Há quem no BE reconheça estes pressupostos e se bata por novos compromissos que contribuam para levar a esquerda (uma certa esquerda) ao poder e quem no BE prefira conservar a pureza dos princípios, os mesmos óculos de leitura. Aqueles partem. Estes ficam;

A fratura no BE passa entre os que entendem fazer sentido lutar pelo exercício do poder à custa de certas concessões doutrinárias, e os que preferem manter e acentuar as diferenças, provocar ruturas, manteros antagonismos inultrapassáveis desde o seu nascimento. Seguir o seu próprio caminho com a sua receita para a salvação.

Julgo que a distância do poder e o desdém pelo poder de parte do BE tornaram mais difícil a compreensão das mudanças que estão a ocorrer em Portugal, na Europa e no mundo, favorecendo uma atitude idealista de fuga da história e da realidade.

Conheço o argumento da parte que ainda resta no BE de que um projecto político não se esgota no exercício do poder. Pois não. Também um clube de futebol não se esgota na prática do futebol, mas não se reduz a assistir aos jogos e assobiar o árbitro! Um jogo de futebol não se esgota nos golos, mas são eles que determinam o resultado!

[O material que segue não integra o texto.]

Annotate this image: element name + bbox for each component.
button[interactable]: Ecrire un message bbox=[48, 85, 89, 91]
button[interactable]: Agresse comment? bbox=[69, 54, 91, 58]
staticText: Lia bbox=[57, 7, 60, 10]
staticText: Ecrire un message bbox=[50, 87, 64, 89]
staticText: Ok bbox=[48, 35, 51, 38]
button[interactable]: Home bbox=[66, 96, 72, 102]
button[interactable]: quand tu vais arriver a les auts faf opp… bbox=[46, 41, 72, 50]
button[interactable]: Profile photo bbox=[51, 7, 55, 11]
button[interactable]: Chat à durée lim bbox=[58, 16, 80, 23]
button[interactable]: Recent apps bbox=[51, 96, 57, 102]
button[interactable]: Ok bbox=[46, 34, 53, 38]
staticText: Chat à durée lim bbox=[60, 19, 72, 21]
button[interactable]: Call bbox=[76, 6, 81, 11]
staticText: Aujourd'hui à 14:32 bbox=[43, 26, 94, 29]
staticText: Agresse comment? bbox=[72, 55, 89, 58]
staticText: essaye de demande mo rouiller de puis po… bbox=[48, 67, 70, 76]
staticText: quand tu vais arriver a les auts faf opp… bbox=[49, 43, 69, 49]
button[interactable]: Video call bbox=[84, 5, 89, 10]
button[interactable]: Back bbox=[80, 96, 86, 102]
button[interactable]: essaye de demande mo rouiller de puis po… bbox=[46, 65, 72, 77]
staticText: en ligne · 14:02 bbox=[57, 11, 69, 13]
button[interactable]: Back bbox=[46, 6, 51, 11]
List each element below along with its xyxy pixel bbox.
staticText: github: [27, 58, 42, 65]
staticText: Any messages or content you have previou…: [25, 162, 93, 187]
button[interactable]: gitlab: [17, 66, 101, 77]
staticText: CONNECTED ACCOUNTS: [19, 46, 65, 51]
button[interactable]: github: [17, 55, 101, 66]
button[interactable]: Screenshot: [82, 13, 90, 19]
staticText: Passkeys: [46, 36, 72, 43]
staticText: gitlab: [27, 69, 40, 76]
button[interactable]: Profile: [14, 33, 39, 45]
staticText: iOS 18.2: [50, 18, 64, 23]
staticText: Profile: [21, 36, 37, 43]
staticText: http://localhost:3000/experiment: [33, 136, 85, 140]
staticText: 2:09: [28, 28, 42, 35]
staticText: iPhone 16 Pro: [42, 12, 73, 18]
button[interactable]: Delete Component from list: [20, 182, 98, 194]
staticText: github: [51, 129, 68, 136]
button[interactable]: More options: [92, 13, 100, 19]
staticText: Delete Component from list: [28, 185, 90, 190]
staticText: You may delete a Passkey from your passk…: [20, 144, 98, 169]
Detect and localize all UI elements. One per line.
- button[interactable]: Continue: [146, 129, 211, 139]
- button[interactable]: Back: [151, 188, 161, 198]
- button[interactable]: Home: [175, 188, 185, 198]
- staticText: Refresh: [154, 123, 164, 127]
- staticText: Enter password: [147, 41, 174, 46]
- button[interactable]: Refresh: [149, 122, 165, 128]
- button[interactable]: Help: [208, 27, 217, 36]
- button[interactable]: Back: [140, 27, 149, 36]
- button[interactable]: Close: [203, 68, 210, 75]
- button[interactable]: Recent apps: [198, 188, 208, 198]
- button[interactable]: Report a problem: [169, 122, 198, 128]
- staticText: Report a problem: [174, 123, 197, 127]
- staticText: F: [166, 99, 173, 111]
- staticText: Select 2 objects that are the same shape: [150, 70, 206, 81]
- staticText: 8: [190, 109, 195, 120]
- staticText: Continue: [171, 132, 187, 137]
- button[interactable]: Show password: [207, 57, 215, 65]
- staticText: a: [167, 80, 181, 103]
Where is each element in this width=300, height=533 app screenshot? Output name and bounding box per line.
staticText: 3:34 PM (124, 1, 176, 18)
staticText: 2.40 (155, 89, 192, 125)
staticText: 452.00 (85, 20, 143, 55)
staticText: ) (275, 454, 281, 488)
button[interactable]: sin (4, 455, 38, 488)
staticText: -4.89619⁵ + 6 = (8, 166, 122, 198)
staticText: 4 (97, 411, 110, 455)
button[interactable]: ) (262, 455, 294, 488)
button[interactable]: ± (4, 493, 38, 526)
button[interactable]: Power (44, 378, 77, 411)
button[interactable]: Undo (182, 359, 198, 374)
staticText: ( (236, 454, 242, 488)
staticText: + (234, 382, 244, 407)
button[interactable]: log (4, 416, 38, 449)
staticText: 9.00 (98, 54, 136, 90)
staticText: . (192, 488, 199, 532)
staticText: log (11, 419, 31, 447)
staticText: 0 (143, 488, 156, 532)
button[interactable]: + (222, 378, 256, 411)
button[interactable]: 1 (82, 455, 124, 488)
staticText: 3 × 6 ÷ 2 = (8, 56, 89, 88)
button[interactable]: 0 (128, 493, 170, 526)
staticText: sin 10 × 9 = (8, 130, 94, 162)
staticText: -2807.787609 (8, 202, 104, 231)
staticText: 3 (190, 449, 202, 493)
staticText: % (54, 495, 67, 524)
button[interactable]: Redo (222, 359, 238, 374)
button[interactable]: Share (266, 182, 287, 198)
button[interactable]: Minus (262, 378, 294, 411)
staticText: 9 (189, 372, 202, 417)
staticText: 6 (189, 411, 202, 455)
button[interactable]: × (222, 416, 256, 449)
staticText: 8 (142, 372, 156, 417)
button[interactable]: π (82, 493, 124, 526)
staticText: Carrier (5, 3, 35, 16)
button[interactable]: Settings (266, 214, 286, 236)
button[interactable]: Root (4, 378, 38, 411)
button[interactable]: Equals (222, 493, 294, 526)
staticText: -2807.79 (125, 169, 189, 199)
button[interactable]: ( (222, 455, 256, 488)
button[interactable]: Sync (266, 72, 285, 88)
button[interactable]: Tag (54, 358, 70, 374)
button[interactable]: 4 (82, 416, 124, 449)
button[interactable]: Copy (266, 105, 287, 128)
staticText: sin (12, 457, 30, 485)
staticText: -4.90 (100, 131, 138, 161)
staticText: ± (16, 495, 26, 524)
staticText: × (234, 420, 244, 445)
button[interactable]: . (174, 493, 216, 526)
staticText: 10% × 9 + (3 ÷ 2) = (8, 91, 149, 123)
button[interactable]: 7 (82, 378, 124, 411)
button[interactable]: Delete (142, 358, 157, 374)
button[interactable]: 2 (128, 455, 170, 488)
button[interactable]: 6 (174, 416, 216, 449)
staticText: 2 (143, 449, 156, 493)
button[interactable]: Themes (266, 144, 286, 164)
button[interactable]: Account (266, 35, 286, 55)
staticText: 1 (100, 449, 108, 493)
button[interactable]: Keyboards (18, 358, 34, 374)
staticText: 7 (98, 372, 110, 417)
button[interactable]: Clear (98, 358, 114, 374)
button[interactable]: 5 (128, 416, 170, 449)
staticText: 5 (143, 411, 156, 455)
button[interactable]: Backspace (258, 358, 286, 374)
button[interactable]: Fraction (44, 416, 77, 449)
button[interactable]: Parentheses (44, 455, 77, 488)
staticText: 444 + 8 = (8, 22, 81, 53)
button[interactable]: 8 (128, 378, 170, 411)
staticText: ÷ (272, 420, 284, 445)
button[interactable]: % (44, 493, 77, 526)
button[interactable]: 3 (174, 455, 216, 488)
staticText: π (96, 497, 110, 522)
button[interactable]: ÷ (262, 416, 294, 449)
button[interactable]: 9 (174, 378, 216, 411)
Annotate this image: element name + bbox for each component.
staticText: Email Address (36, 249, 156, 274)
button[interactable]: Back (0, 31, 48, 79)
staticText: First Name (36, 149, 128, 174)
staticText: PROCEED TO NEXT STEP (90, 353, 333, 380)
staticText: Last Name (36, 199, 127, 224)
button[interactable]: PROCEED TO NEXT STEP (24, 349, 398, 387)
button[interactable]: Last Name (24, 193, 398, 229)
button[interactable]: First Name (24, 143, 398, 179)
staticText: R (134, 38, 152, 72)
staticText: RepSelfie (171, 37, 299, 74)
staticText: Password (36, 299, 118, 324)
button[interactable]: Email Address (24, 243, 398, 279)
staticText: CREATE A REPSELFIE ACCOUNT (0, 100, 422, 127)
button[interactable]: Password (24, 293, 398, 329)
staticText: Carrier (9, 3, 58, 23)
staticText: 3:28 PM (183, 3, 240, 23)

A fratura do BE, que me parece irremediável, tem origem na visão do poder que se explica na tese de Bloch, tão presente na prática das esquerdas não sociais democráticas, segundo a qual a revolução burguesa “limitou a igualdade à igualdade política”. Trata-se de uma afirmação historicamente insustentável (basta pensar nos ganhos de igualdade censitária, racial, sexual), mas justifica e justificou a recusa do exercício do poder e dos compromissos que ele implica para que a igualdade se estenda à economia, à educação, à saúde, à justiça.

O que se está a assistir no desmantelar do BE, com as façõesapegarem cada uma na sua trouxa e a regressarem às casas de origem é fruto das clivagens que não conseguiram, não quiseram ou não souberam superar entre os herdeiros do marxismo oriental e os herdeiros do marxismo ocidental, entre estes e as sociais democracias.

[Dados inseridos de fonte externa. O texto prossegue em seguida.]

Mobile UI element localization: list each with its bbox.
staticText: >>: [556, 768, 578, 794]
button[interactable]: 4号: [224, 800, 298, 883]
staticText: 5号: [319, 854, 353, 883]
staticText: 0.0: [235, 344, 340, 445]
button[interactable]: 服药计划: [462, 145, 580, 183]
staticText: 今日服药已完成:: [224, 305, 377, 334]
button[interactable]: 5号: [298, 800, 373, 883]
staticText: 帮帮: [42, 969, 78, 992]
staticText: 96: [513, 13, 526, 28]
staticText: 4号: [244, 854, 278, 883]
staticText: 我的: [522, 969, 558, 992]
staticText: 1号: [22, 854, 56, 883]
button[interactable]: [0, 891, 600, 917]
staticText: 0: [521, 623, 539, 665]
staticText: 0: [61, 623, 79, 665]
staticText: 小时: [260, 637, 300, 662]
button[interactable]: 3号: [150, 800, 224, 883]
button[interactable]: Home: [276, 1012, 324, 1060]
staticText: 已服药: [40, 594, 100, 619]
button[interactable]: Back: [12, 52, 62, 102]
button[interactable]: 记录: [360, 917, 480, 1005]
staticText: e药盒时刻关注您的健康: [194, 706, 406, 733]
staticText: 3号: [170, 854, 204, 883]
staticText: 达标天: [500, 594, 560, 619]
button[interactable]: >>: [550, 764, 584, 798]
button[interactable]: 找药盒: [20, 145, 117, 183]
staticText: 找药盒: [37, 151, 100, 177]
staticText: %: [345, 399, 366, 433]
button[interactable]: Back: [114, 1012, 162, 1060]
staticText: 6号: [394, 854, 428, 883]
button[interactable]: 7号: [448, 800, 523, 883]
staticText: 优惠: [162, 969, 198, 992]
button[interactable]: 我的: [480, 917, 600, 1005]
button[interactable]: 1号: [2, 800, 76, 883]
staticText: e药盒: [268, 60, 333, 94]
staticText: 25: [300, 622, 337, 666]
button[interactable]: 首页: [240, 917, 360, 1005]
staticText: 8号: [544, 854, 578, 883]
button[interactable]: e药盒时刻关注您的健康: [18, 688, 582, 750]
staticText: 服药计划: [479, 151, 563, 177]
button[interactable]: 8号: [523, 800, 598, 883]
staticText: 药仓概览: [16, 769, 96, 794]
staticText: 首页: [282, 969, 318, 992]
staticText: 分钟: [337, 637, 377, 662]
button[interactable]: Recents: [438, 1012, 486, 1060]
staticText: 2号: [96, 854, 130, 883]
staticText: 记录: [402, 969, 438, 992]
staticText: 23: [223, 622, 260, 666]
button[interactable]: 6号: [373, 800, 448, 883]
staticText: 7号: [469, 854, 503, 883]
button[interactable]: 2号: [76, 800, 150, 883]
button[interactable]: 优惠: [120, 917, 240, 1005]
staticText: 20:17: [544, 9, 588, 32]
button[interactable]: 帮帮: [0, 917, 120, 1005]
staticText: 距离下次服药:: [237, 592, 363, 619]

Em claro, não há hoje alternativa na Europa a projectos de poder que não sejam, no limite, social democratas, mas os herdeiros dos partidos comunistas tradicionais, dos movimentos mais ou menos radicais, das antigas extremas-esquerdas, continuam a rejeitar a realidade, propondo a sua transformação à força de voluntarismo, demagogia e populismo. Acredito que o façam com a melhor das intenções como apaziguador de consciências.

É a questão do poder que fez e faz as várias fações do BE repelirem-se.A crise atual do BE é um excelente revelador dos becos em que as esquerdas (e as direitas) estão metidas.

Haverá, pelo que se ouve, quem no BE acredite e se bata pela ideia de que felicidade através da igualdade pode não ser alcançável, mas uma maior justiça pode e que vale a pena lutar por ela. Mas haverá também quem prefira pensar-se como uma vítima e não como um conquistador.